The word debt has always been cautiously used by administrations as the very thought of owing people or nations is usually enough to get Nigerians riled up. That is not more the case. Now, on almost a monthly basis, the Buhari administration has repeatedly incurred more and more debt as it claims the squalor and carelessness of previous administrations have rendered governing Nigeria financially unfeasible. The situation could get worse and this is why increasing dollar debt by 157% is Nigeria’s best shot.

Nigeria is broke…

Following unprecedented highs in the prices of crude oil between 2012 and 2014 came unprecedented lows in oil prices. For a government who sources 70% of its revenue from crude oil sales, this came as a big blow. To worsen matters, no tangible infrastructural progress or savings were accrued from the oil boon, leaving the government severely stretched financially.

To make things worse, the Buhari-administration came in in 2015 and controversially mishandled the marginalization issues in the Niger-Delta, Nigeria’s oil producing hub. The result was incessant bombings of oil pipelines and facilities as well as frequent kidnappings of oil workers. These 2 events happening simultaneously resulted in record low earnings for the government. The government tightened currency controls and banned the importation of certain items leading to a chronic shortage of forex in the country. An economic recession soon followed, Nigeria’s first in 25 years.

…and so needs to borrow…

If the FG was to achieve any progress in the economy, it realized that it had to provide infrastructural support for businesses while at the same time giving short-term relief measures to already poor Nigerians. All of these need money. No other option was left than to borrow. Already, Nigeria owes as much as $3.5 billion in external debt with several more billions in internal debt through bonds and treasury bills. The initial play was to source two-thirds of the debts internally and the remaining one-third from external sources.

…but dollar debts are far cheaper than Naira debts

Careful analysis is showing however that incurring Naira debt is far too expensive if the country is to be able to sustain economic growth in coming years. On the average, Naira debts incur a 16% cost as compared with just 6% in the case of dollar bonds. This has resulted in the country doubling its debt servicing costs to 66% within just a year. What is more, the relaxation of some of the currency controls and importation ban coupled with the sudden surge of interest in emerging markets, Nigeria is suddenly regaining its position as a destination of choice for foreign investors.

Then, it suddenly makes sense why for the next 3 months, the FG is increasing dollar debt by 157% to $9 billion from its current $3.5 billion.

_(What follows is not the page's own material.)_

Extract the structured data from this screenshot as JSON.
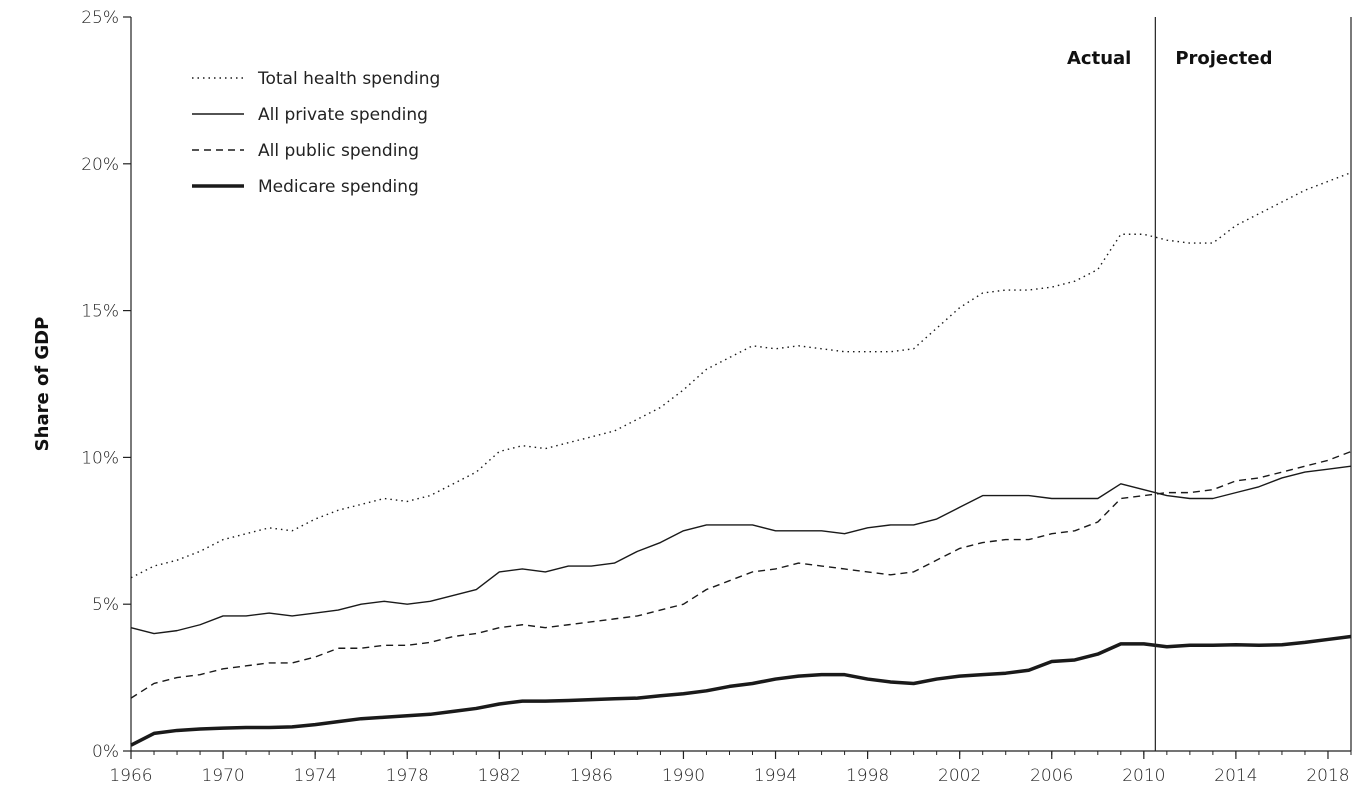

Hopefully, this will change the structuring of the country’s debt plan, with the cheaper dollar debt reducing the need for the more expensive Naira debts. In turn, debt servicing figures are expected to reduce and will free up more state funding as Nigeria seeks to spur growth to 7 percent and create 15 million jobs by 2020. Another possible result of this move is that it could pave the way for a full float of the Naira, something that would make the IMF and World Bank happy.

This is not to say that it is a risk-free move. Another currency devaluation, and Nigeria could be on the verge of financial turmoil as the dollar debts will rise to astronomical Naira equivalents. But that’s a risk the FG is willing to take. Put simply, why should Nigeria buy a N106 item for N116? Thus, increasing dollar debt by 157% really makes sense.